Aku : Aku merasa hampa! Hidupku nggak berarti!
Saya : Hmm, boleh tahu kenapa kamu merasa seperti itu?
Aku : Tolong jangan ganggu, aku lagi pengen sendiri!
Saya : Okey, tapi kamu sudah makan?
Aku : Untuk apa makan! Nggak ada gunanya.
Saya : Apa yang bisa membuatmu merasa lebih baik?
Aku : Andai ada yang bisa begitu.....Ah, sudah, aku capek!
Saya : Okey, mungkin kamu memang sedang benar-benar butuh sendiri
Aku : Iya benar!
Saya : Tapi, kalau boleh, aku ingin tanya satu hal penting, Boleh?
Aku : (Hanya diam dengan kepala tertunduk)
Saya : Kamu sudah mandi?
Aku : Grr.... itu penting, ya?!!!?
Saya : Oh, maaf kalau bikin kamu merasa marah lagi.
Aku : Kamu bisa apa?
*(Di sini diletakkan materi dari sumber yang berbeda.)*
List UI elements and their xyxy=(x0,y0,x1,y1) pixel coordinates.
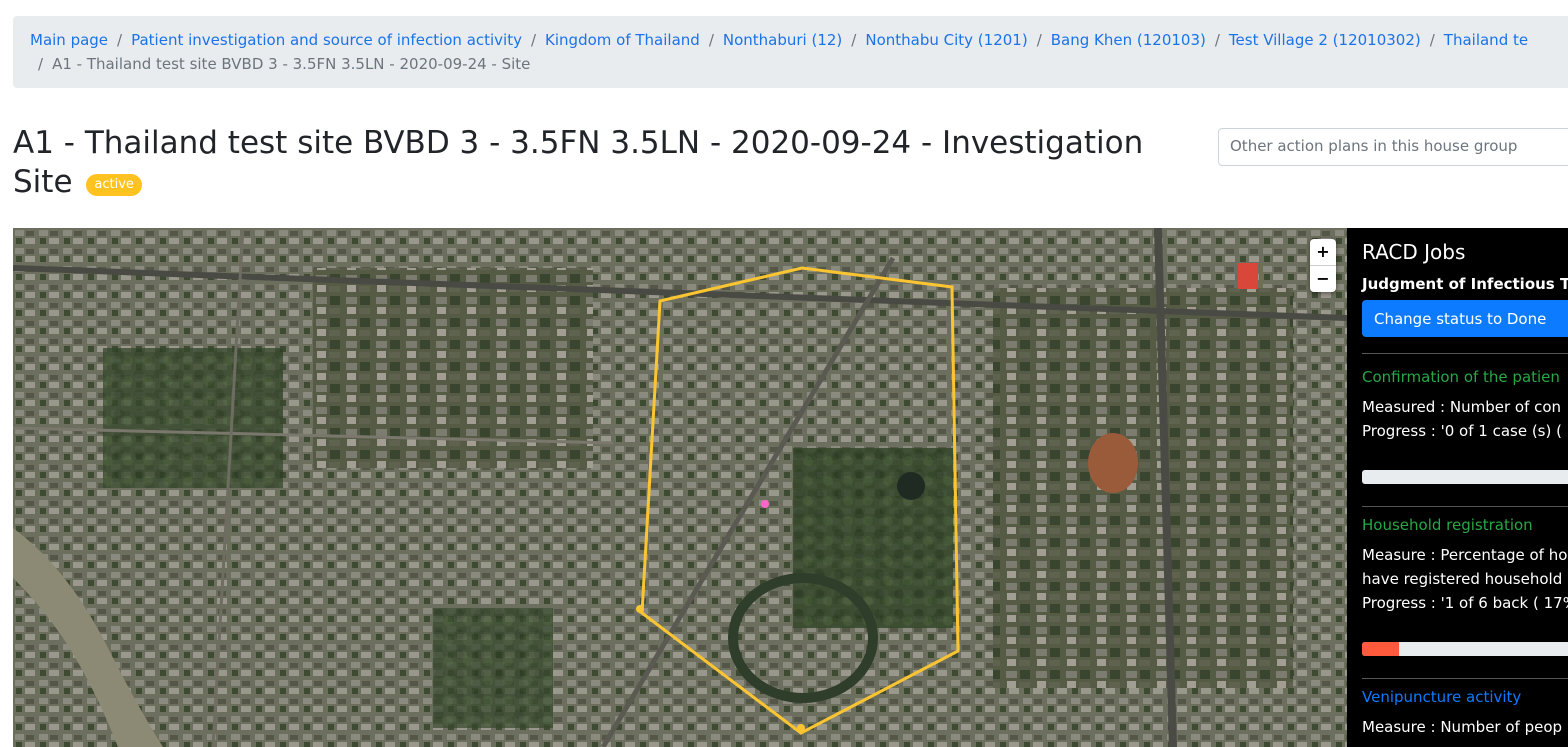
breadcrumb-separator: / xyxy=(38,55,44,73)
task-title[interactable]: Household registration xyxy=(1362,516,1533,534)
breadcrumb-link-site[interactable]: Thailand te xyxy=(1444,31,1528,49)
breadcrumb-link-country[interactable]: Kingdom of Thailand xyxy=(545,31,700,49)
zoom-out-button[interactable]: − xyxy=(1310,265,1336,292)
task-measure: Measure : Percentage of ho xyxy=(1362,546,1568,564)
breadcrumb-line-2: / A1 - Thailand test site BVBD 3 - 3.5FN … xyxy=(30,52,1568,76)
breadcrumb-link-main-page[interactable]: Main page xyxy=(30,31,108,49)
breadcrumb-separator: / xyxy=(117,31,123,49)
breadcrumb-link-village[interactable]: Test Village 2 (12010302) xyxy=(1229,31,1421,49)
panel-title: RACD Jobs xyxy=(1362,240,1466,264)
task-measure-continued: have registered household xyxy=(1362,570,1563,588)
case-location-marker[interactable] xyxy=(761,500,769,508)
task-progress-bar xyxy=(1362,642,1568,656)
breadcrumb-separator: / xyxy=(851,31,857,49)
divider xyxy=(1362,353,1568,354)
boundary-vertex-marker xyxy=(636,605,644,613)
other-action-plans-select[interactable]: Other action plans in this house group xyxy=(1218,128,1568,166)
breadcrumb-separator: / xyxy=(530,31,537,49)
breadcrumb: Main page / Patient investigation and sour… xyxy=(13,16,1568,88)
racd-jobs-panel: RACD Jobs Judgment of Infectious Typ Cha… xyxy=(1347,228,1568,747)
divider xyxy=(1362,678,1568,679)
breadcrumb-link-province[interactable]: Nonthaburi (12) xyxy=(723,31,842,49)
boundary-vertex-marker xyxy=(797,724,805,732)
zoom-in-button[interactable]: + xyxy=(1310,239,1336,265)
task-title[interactable]: Venipuncture activity xyxy=(1362,688,1521,706)
divider xyxy=(1362,506,1568,507)
page-title-text: A1 - Thailand test site BVBD 3 - 3.5FN 3… xyxy=(13,125,1144,200)
breadcrumb-separator: / xyxy=(1036,31,1042,49)
task-title[interactable]: Confirmation of the patien xyxy=(1362,368,1560,386)
breadcrumb-separator: / xyxy=(1429,31,1435,49)
zoom-control: + − xyxy=(1310,239,1336,292)
satellite-imagery xyxy=(13,228,1347,747)
panel-subtitle: Judgment of Infectious Typ xyxy=(1362,275,1568,293)
breadcrumb-separator: / xyxy=(1214,31,1220,49)
change-status-done-button[interactable]: Change status to Done xyxy=(1362,300,1568,337)
breadcrumb-current: A1 - Thailand test site BVBD 3 - 3.5FN 3… xyxy=(52,55,531,73)
task-progress-text: Progress : '0 of 1 case (s) ( ( xyxy=(1362,422,1568,440)
breadcrumb-line-1: Main page / Patient investigation and sour… xyxy=(30,28,1568,52)
task-progress-bar xyxy=(1362,470,1568,484)
task-measure: Measured : Number of con xyxy=(1362,398,1562,416)
breadcrumb-link-district[interactable]: Nonthabu City (1201) xyxy=(865,31,1027,49)
task-measure: Measure : Number of peop xyxy=(1362,718,1563,736)
page-title: A1 - Thailand test site BVBD 3 - 3.5FN 3… xyxy=(13,124,1163,202)
breadcrumb-separator: / xyxy=(708,31,714,49)
task-progress-text: Progress : '1 of 6 back ( 17% xyxy=(1362,594,1568,612)
map-view[interactable]: + − xyxy=(13,228,1347,747)
breadcrumb-link-investigation[interactable]: Patient investigation and source of infe… xyxy=(131,31,522,49)
status-badge: active xyxy=(86,174,142,196)
task-progress-fill xyxy=(1362,642,1400,656)
breadcrumb-link-subdistrict[interactable]: Bang Khen (120103) xyxy=(1051,31,1206,49)
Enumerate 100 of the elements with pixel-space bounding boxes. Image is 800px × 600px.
Bisanya hanya nanya, Saat aku lagi hampa gini, malah bercanda, Nggak lucu!
Saya : Sama sekali nggak bermaksud mencandai kamu, hanya ingin memastikan kamu sudah makan dan mandi.
Aku : Kamu aneh, untuk apa makan dan mandi kalau hidupku nggak berarti?
Saya : Masing-masing orang mungkin berbeda. Bagimu mungkin makan dan mandi bukan hal penting. Tapi ingat bahwa saya juga bagian dari dirimu. Kamu tidak bisa membuang seluruh bagian dirimu ketika hanya satu sisi dirimu yang tidak bahagia atau yang kamu sebut hampa itu.
Aku : Oh...oh....
Saya : Maaf, saya sama sekali nggak berdebat., Saya adalah bagian dari dirimu yang tetap ingin melihatmu tersenyum. Bila orang yang berbuat salah padamu, bila ada sesuatu yang tidak menyenangkan, itu kan bukan salah dirimu seutuhnya. Jangan dirimu sedemikian rupa.
(Seperti biasa, Aku memang sangat egois dan lebih banyak tidak rasional. Saya selalu berusaha mendamaikan Aku)
Hal ini memang sering terjadi, dalam percakapan internal Aku dan Saya, sering terjadi konflik seperti ini, dan biasanya diri Aku yang "memenangkan pertandingan". Namun, perlu kita ingat bahwa di dalam diri kita ada Saya yang selalu berusaha menghormati diri dan melakukan apa yang bisa dilakukan demi kebaikan serta kebahagiaan. Semakin seseorang marah, semakin dia tidak logis. Diri logis kita mungkin berusaha mendamaikan keadaan, tapi emosi negatif biasanya unggul. Nah tantangan kita bersama utnuk melatih "otot jiwa" kita agar bisa melatih Aku dengan realitas Saya.
" Engkau bisa sehebat sekarang karena engkau dibentuk oleh masalah-masalah dalam hidup. Kalau dari dulu nyaman-nyaman saja, engkau tidak akan setegar sekarang"
" Pola pikir yang benar akan melihat masalah sebagai penghasil kekuatan jiwa, bukan penghancur"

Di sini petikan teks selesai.